Robert’s situation is so sad, and most likely multiplied all over this country. Shame on our states insurance regulators and insurance laws for allowing insurance companies to take money for 10, 20 or more years, and increase premiums every year, knowing eventually policy holders will lapse due to cost and the insurance companies just collected millions over these years for no payout whatsoever. Shame on our laws and the insurance companies that do this!

Rebecca Ramsay

An internet search provided the following website regarding long-term health care:


This is the opening paragraph:

“In Massachusetts, Medicaid (called MassHealth) is a very common source of funding for long-term care, particularly for people who have used up their own assets to pay for an assisted living facility or nursing home. In 2012, the average daily cost of a private room in a nursing home in Massachusetts was $360. Private health insurance policies generally do not cover long-term care, very few people purchase private long-term care insurance policies, and Medicare coverage for long-term care services is very limited. Fortunately, Medicaid is there to pick up the tab for many people. In a recent year, MassHealth paid for nursing homes for approximately 70% of nursing home residents in Massachusetts.”

Dave G.

I find many don’t know what options they have to reduce premiums. While perhaps not applicable to all plans, one of the biggest cost drivers is the COLA benefit. Just dropping that rider can have a big impact on premiums, where appropriate. This can make sense for an older policyholder who has already had their initial benefit increased.

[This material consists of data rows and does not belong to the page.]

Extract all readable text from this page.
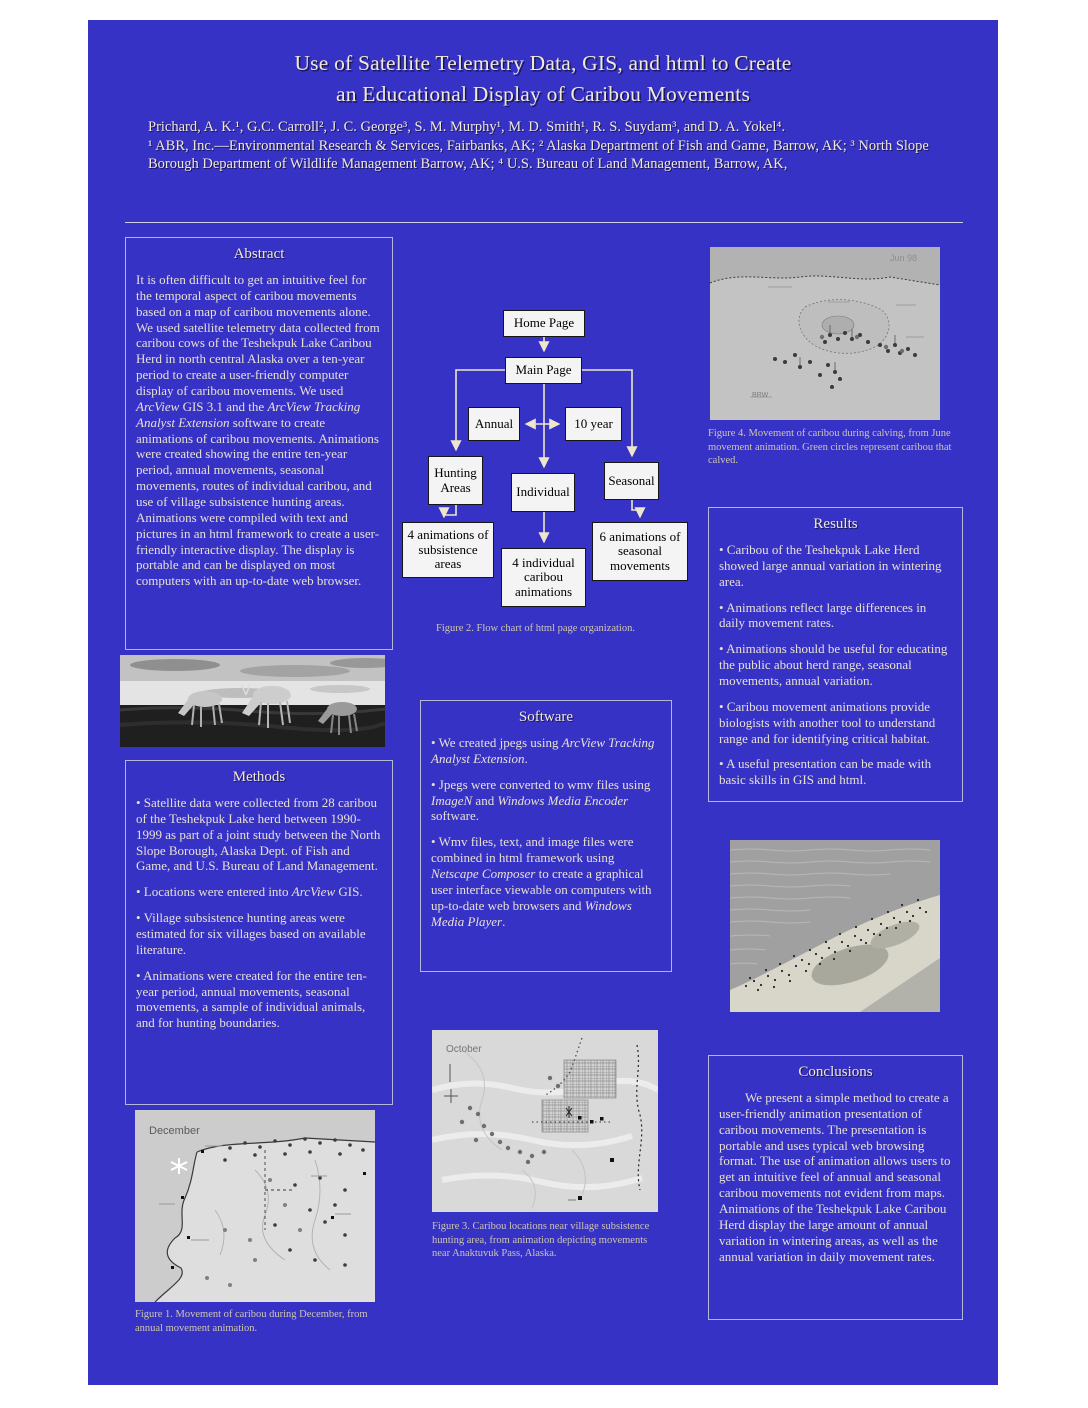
Use of Satellite Telemetry Data, GIS, and html to Create
an Educational Display of Caribou Movements
Prichard, A. K.¹, G.C. Carroll², J. C. George³, S. M. Murphy¹, M. D. Smith¹, R. S. Suydam³, and D. A. Yokel⁴.
¹ ABR, Inc.—Environmental Research & Services, Fairbanks, AK; ² Alaska Department of Fish and Game, Barrow, AK; ³ North Slope Borough Department of Wildlife Management Barrow, AK; ⁴ U.S. Bureau of Land Management, Barrow, AK,
Abstract

It is often difficult to get an intuitive feel for the temporal aspect of caribou movements based on a map of caribou movements alone. We used satellite telemetry data collected from caribou cows of the Teshekpuk Lake Caribou Herd in north central Alaska over a ten-year period to create a user-friendly computer display of caribou movements. We used ArcView GIS 3.1 and the ArcView Tracking Analyst Extension software to create animations of caribou movements. Animations were created showing the entire ten-year period, annual movements, seasonal movements, routes of individual caribou, and use of village subsistence hunting areas. Animations were compiled with text and pictures in an html framework to create a user-friendly interactive display. The display is portable and can be displayed on most computers with an up-to-date web browser.

Home Page
Main Page
Annual	10 year
Hunting Areas	Individual
Seasonal
4 animations of subsistence areas	4 individual caribou animations
6 animations of seasonal movements
Figure 2. Flow chart of html page organization.
Jun 98
BRW
Figure 4. Movement of caribou during calving, from June movement animation. Green circles represent caribou that calved.
Results

• Caribou of the Teshekpuk Lake Herd showed large annual variation in wintering area.

• Animations reflect large differences in daily movement rates.

• Animations should be useful for educating the public about herd range, seasonal movements, annual variation.

• Caribou movement animations provide biologists with another tool to understand range and for identifying critical habitat.

• A useful presentation can be made with basic skills in GIS and html.

Methods

• Satellite data were collected from 28 caribou of the Teshekpuk Lake herd between 1990-1999 as part of a joint study between the North Slope Borough, Alaska Dept. of Fish and Game, and U.S. Bureau of Land Management.

• Locations were entered into ArcView GIS.

• Village subsistence hunting areas were estimated for six villages based on available literature.

• Animations were created for the entire ten-year period, annual movements, seasonal movements, a sample of individual animals, and for hunting boundaries.

Software

• We created jpegs using ArcView Tracking Analyst Extension.

• Jpegs were converted to wmv files using ImageN and Windows Media Encoder software.

• Wmv files, text, and image files were combined in html framework using Netscape Composer to create a graphical user interface viewable on computers with up-to-date web browsers and Windows Media Player.

October
Figure 3. Caribou locations near village subsistence hunting area, from animation depicting movements near Anaktuvuk Pass, Alaska.
Conclusions

We present a simple method to create a user-friendly animation presentation of caribou movements. The presentation is portable and uses typical web browsing format. The use of animation allows users to get an intuitive feel of annual and seasonal caribou movements not evident from maps. Animations of the Teshekpuk Lake Caribou Herd display the large amount of annual variation in wintering areas, as well as the annual variation in daily movement rates.

December
Figure 1. Movement of caribou during December, from annual movement animation.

For example, if you are age 80 and your benefit has already grown significantly, dropping the rider may make sense. BUT…be sure you’ve locked-in your COLA increases to date, so you only forgo future increases. You do NOT want to give up COLA increases already paid for!

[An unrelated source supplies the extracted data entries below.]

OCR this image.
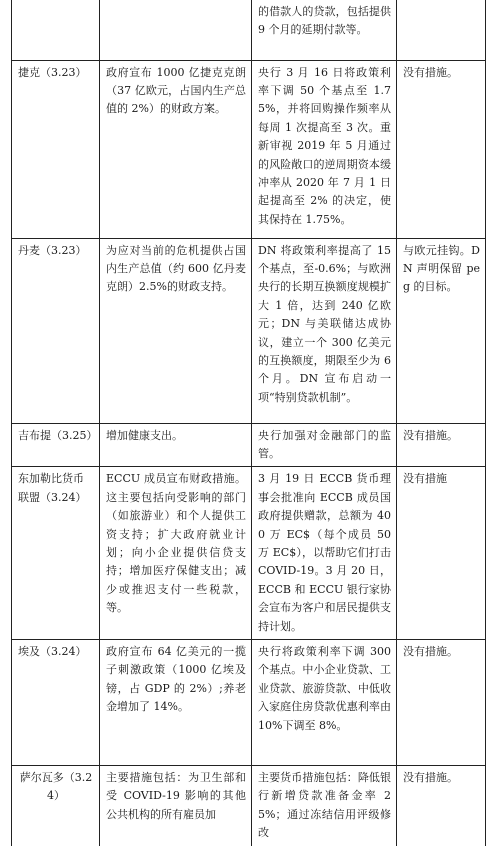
		的借款人的贷款，包括提供 9 个月的延期付款等。	
捷克（3.23）	政府宣布 1000 亿捷克克朗（37 亿欧元，占国内生产总值的 2%）的财政方案。	央行 3 月 16 日将政策利率下调 50 个基点至 1.75%，并将回购操作频率从每周 1 次提高至 3 次。重新审视 2019 年 5 月通过的风险敞口的逆周期资本缓冲率从 2020 年 7 月 1 日起提高至 2% 的决定，使其保持在 1.75%。	没有措施。
丹麦（3.23）	为应对当前的危机提供占国内生产总值（约 600 亿丹麦克朗）2.5%的财政支持。	DN 将政策利率提高了 15 个基点，至-0.6%；与欧洲央行的长期互换额度规模扩大 1 倍，达到 240 亿欧元；DN 与美联储达成协议，建立一个 300 亿美元的互换额度，期限至少为 6 个月。DN 宣布启动一项“特别贷款机制”。	与欧元挂钩。DN 声明保留 peg 的目标。
吉布提（3.25）	增加健康支出。	央行加强对金融部门的监管。	没有措施。
东加勒比货币联盟（3.24）	ECCU 成员宣布财政措施。这主要包括向受影响的部门（如旅游业）和个人提供工资支持；扩大政府就业计划；向小企业提供信贷支持；增加医疗保健支出；减少或推迟支付一些税款，等。	3 月 19 日 ECCB 货币理事会批准向 ECCB 成员国政府提供赠款，总额为 400 万 EC$（每个成员 50 万 EC$），以帮助它们打击 COVID-19。3 月 20 日，ECCB 和 ECCU 银行家协会宣布为客户和居民提供支持计划。	没有措施
埃及（3.24）	政府宣布 64 亿美元的一揽子刺激政策（1000 亿埃及镑，占 GDP 的 2%）;养老金增加了 14%。	央行将政策利率下调 300 个基点。中小企业贷款、工业贷款、旅游贷款、中低收入家庭住房贷款优惠利率由 10%下调至 8%。	没有措施。
萨尔瓦多（3.24）	主要措施包括：为卫生部和受 COVID-19 影响的其他公共机构的所有雇员加	主要货币措施包括：降低银行新增贷款准备金率 25%；通过冻结信用评级修改	没有措施。
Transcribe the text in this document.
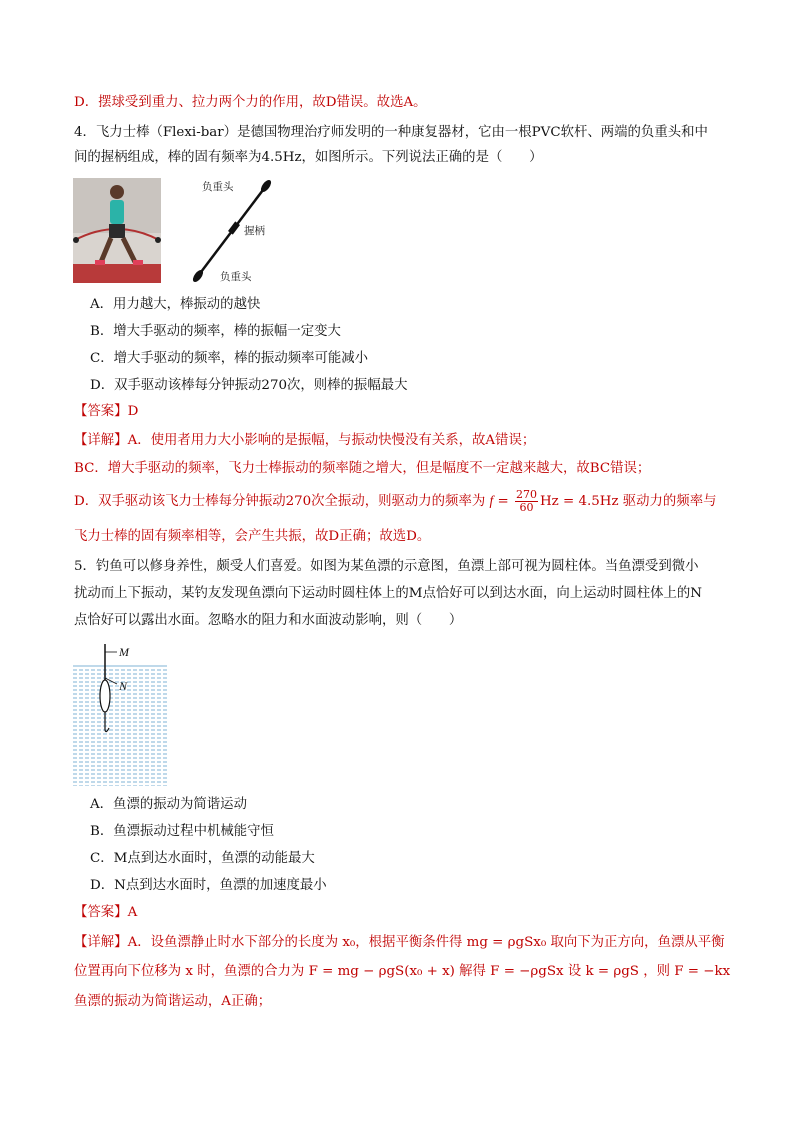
D．摆球受到重力、拉力两个力的作用，故D错误。故选A。
4．飞力士棒（Flexi-bar）是德国物理治疗师发明的一种康复器材，它由一根PVC软杆、两端的负重头和中
间的握柄组成，棒的固有频率为4.5Hz，如图所示。下列说法正确的是（　　）
负重头
握柄
负重头
A．用力越大，棒振动的越快
B．增大手驱动的频率，棒的振幅一定变大
C．增大手驱动的频率，棒的振动频率可能减小
D．双手驱动该棒每分钟振动270次，则棒的振幅最大
【答案】D
【详解】A．使用者用力大小影响的是振幅，与振动快慢没有关系，故A错误；
BC．增大手驱动的频率，飞力士棒振动的频率随之增大，但是幅度不一定越来越大，故BC错误；
D．双手驱动该飞力士棒每分钟振动270次全振动，则驱动力的频率为 $f = \frac{270}{60}$ Hz = 4.5Hz 驱动力的频率与
飞力士棒的固有频率相等，会产生共振，故D正确；故选D。
5．钓鱼可以修身养性，颇受人们喜爱。如图为某鱼漂的示意图，鱼漂上部可视为圆柱体。当鱼漂受到微小
扰动而上下振动，某钓友发现鱼漂向下运动时圆柱体上的M点恰好可以到达水面，向上运动时圆柱体上的N
点恰好可以露出水面。忽略水的阻力和水面波动影响，则（　　）
M
N
A．鱼漂的振动为简谐运动
B．鱼漂振动过程中机械能守恒
C．M点到达水面时，鱼漂的动能最大
D．N点到达水面时，鱼漂的加速度最小
【答案】A
【详解】A．设鱼漂静止时水下部分的长度为 x₀，根据平衡条件得 mg = ρgSx₀ 取向下为正方向，鱼漂从平衡
位置再向下位移为 x 时，鱼漂的合力为 F = mg − ρgS(x₀ + x) 解得 F = −ρgSx 设 k = ρgS ，则 F = −kx
鱼漂的振动为简谐运动，A正确；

Another problem: To many people have lost touch with their insurance agent or their agent has died or gone out of the business. So there is no agent helping to alert the client to changes and options. Calling the toll-free number at the insurance company customer service line is not the same thing.

Hope this helps you or someone you know.

Anonymous reader

Cognitive impairment – right on the money. Tragically, my father paid premiums on LTC faithfully for many many years but he wasn’t able to use the policy when he needed it because he was becoming cognitively impaired long before anyone in the family knew it was happening, and my mother, too. We found out after he actually had a stroke and had to forensically investigate his finances. By the time we tracked down the policy it was too late to reinstate it. I wonder how much money the insurance companies get to keep because of this because I’m sure it is widespread. In fact, with the Baby Boomers aging, probably untold amounts of fraud, waste and abuse will occur because of cognitive decline. If every family got along and all members were intelligent, educated, foresighted and harmonious probably not, but we all know that isn’t the case.

Chris Grande

Following up two comments from above.

1. on lapsing policies, companies also give the option of notifying a relative if a premium is missed.

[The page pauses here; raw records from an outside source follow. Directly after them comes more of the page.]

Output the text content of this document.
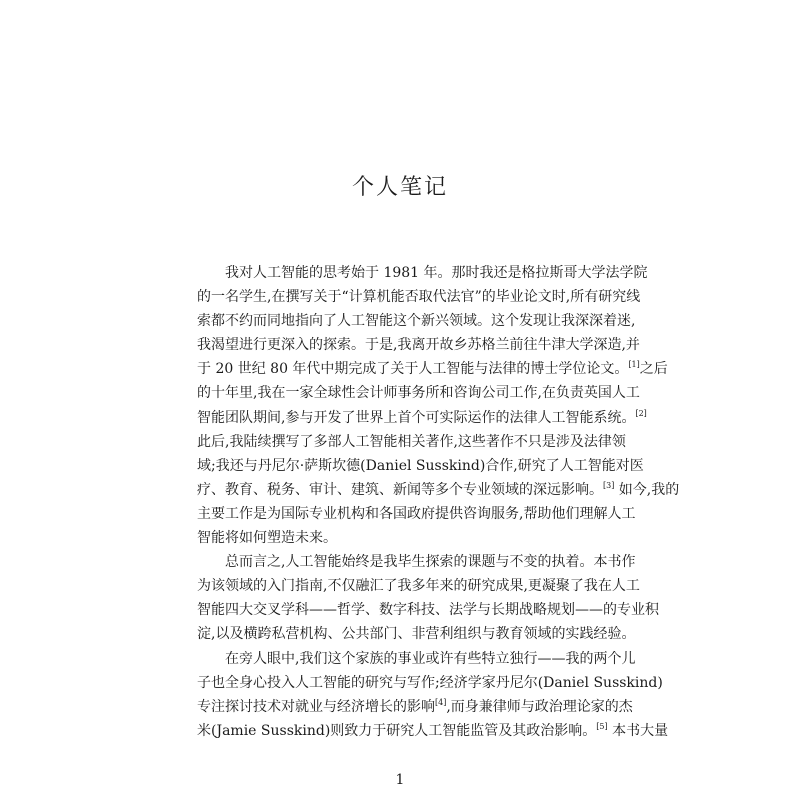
个人笔记
我对人工智能的思考始于 1981 年。那时我还是格拉斯哥大学法学院
的一名学生,在撰写关于“计算机能否取代法官”的毕业论文时,所有研究线
索都不约而同地指向了人工智能这个新兴领域。这个发现让我深深着迷,
我渴望进行更深入的探索。于是,我离开故乡苏格兰前往牛津大学深造,并
于 20 世纪 80 年代中期完成了关于人工智能与法律的博士学位论文。[1]之后
的十年里,我在一家全球性会计师事务所和咨询公司工作,在负责英国人工
智能团队期间,参与开发了世界上首个可实际运作的法律人工智能系统。[2]
此后,我陆续撰写了多部人工智能相关著作,这些著作不只是涉及法律领
域;我还与丹尼尔·萨斯坎德(Daniel Susskind)合作,研究了人工智能对医
疗、教育、税务、审计、建筑、新闻等多个专业领域的深远影响。[3] 如今,我的
主要工作是为国际专业机构和各国政府提供咨询服务,帮助他们理解人工
智能将如何塑造未来。
总而言之,人工智能始终是我毕生探索的课题与不变的执着。本书作
为该领域的入门指南,不仅融汇了我多年来的研究成果,更凝聚了我在人工
智能四大交叉学科——哲学、数字科技、法学与长期战略规划——的专业积
淀,以及横跨私营机构、公共部门、非营利组织与教育领域的实践经验。
在旁人眼中,我们这个家族的事业或许有些特立独行——我的两个儿
子也全身心投入人工智能的研究与写作;经济学家丹尼尔(Daniel Susskind)
专注探讨技术对就业与经济增长的影响[4],而身兼律师与政治理论家的杰
米(Jamie Susskind)则致力于研究人工智能监管及其政治影响。[5] 本书大量
1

With my clients I put the premium in auto draft. Since the premium tends to be 2-3k I prefer linking it to a bank account with a cushion balance of 25k or more.

2. On Roberts comment that his premium is increasing-early on in the LTC field insurers assumed lapse statistics and other data that was similar to life insurance. Problem was people let LTC lapse voluntarily at a far lower rate (as mentioned in the article). So companies did misprice the policies but most of time I assume not out of a plan to trick consumers.

When a company as large as Allianz gets out of the business you can assume it’s hard to make money.

I’d stick with a small number of very solid insurers who can afford to absorb cost increases to protect their reputation. Son of the smaller issuers can’t afford to do that.